In contrast the Spanish Interior Ministry announced that 92 voting centers were shut down on its orders. It said that three people had been arrested for civil disobedience and attacking a police officer and nine police officers and three members of the Guardia Civil were injured.
What had been a simmering hatred between Catalonia and Rajoy’s government has broken out into open state-sponsored violence. Rajoy’s government showed no signs of willingness to negotiate with its independentista rivals before the vote and now their actions have only served to galvanize the region against the central government.
“The image of the Spanish state has reached levels of shame that will stay with them forever,” said Carles Puigdemont, Catalonia’s regional president. told a crowd in the town of Sant Julia de Ramis. “Today the Spanish state has lost a lot more than it had already lost, and Catalan citizens have won a lot more than they had won until now,” he said.
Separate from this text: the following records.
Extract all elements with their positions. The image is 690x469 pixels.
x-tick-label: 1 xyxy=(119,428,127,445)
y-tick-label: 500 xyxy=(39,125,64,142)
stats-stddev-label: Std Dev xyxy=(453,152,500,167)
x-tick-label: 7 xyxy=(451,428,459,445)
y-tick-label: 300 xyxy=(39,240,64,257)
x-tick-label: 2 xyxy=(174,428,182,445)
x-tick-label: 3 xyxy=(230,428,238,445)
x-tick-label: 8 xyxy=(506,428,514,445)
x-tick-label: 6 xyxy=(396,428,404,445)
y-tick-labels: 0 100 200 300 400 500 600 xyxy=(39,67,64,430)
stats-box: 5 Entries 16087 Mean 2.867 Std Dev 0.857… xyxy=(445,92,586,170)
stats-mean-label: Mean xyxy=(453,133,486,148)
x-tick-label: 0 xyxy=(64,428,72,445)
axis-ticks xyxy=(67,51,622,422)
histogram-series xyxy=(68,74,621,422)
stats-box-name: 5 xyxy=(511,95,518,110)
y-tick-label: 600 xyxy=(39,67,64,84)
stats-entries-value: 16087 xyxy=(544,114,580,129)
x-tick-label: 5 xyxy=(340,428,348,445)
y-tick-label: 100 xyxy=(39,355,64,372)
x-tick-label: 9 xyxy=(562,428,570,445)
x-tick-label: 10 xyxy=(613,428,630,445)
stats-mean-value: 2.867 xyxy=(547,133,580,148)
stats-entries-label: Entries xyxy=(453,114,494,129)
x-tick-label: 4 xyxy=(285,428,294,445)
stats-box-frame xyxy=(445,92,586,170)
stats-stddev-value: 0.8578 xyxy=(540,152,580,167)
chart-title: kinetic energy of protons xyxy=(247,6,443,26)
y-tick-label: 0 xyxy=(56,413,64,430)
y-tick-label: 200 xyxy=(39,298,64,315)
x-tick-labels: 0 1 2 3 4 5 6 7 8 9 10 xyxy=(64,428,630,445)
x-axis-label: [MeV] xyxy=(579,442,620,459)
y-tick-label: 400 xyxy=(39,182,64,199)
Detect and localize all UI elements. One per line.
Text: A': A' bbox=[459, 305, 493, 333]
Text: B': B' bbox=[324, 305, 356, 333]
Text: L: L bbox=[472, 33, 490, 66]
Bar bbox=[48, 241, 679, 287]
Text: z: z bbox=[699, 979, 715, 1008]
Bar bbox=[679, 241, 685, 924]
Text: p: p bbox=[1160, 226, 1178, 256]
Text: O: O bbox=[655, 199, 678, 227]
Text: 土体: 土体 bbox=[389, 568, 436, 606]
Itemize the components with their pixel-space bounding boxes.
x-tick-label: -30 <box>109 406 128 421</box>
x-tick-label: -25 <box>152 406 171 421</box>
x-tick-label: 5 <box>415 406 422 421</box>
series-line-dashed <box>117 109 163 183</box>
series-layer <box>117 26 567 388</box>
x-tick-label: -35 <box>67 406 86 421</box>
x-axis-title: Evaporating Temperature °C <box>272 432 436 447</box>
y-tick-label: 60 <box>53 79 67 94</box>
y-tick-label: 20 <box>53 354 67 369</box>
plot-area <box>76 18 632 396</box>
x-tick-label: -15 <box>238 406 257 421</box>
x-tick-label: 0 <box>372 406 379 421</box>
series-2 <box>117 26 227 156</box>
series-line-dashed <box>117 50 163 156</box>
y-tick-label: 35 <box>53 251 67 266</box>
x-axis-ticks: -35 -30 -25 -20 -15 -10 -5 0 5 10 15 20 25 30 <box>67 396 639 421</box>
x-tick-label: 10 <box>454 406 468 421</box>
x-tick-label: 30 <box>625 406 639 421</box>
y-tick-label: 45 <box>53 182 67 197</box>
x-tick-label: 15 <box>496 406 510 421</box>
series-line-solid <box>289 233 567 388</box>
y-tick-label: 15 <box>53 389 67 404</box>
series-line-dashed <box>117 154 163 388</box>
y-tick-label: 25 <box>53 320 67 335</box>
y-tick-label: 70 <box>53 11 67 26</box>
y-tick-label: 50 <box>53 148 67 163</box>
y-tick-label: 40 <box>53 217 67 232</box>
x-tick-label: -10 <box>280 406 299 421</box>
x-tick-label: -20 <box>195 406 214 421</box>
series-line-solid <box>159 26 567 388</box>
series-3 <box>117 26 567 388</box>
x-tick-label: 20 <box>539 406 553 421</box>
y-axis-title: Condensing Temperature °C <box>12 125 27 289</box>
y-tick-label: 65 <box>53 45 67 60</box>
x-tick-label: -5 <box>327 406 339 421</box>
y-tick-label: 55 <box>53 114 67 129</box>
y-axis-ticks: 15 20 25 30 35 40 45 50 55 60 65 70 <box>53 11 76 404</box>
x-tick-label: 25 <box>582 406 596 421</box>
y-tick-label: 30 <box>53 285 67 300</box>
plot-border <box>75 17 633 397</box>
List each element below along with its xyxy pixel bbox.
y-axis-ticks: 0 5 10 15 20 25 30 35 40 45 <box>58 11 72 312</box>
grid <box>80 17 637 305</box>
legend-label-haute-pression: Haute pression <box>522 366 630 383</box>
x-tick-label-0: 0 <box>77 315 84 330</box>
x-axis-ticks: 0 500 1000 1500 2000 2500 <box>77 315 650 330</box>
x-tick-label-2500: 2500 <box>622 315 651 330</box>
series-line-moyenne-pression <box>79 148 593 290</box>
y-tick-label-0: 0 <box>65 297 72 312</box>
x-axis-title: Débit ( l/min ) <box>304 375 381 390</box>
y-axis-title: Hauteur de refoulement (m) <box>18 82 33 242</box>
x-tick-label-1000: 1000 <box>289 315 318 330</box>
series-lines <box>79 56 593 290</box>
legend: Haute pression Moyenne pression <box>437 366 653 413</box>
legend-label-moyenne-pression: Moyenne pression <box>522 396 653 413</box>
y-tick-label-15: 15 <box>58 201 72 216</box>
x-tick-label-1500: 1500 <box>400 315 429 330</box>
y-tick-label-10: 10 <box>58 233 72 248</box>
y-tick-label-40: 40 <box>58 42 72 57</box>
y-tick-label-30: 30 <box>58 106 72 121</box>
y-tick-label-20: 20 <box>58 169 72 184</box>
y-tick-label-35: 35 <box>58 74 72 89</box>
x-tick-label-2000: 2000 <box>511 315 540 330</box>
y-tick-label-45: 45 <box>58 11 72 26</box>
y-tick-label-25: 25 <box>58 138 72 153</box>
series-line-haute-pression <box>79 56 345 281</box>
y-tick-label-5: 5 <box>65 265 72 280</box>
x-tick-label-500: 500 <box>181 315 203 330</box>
It’s hard to know what the prime minister could possibly be thinking. Perhaps Rajoy had gambled that he could teach Catalans a lesson before starting any negotiations over the region’s future. But his inflexibility now looks reckless, and not only in Catalonia.
While the European Union has largely been silent on the Catalan issue, the images of national police beating up people have not gone unnoticed.
“While Spain’s top court has ruled the Catalonia referendum should not go ahead, the state has a duty to protect the rights to peaceful assembly and free expression,” Human Rights Watch said in a statement.
When the national police left Sant Antoni, poll workers were shocked but undeterred. The hundreds of people who were standing in line to vote simply walked to another polling station a block away. Lookouts from different streets kept a watchful eye, while neighbors locked arms in preparation for another police assault.
But the police had moved on to other parts of Catalonia. And so the lines to vote began again to stretch around the block.
“Viva independencia,” a few people began to shout. But they were quickly hushed. A new shout went out in Catalan. “We will vote,” they chanted. “We will vote.”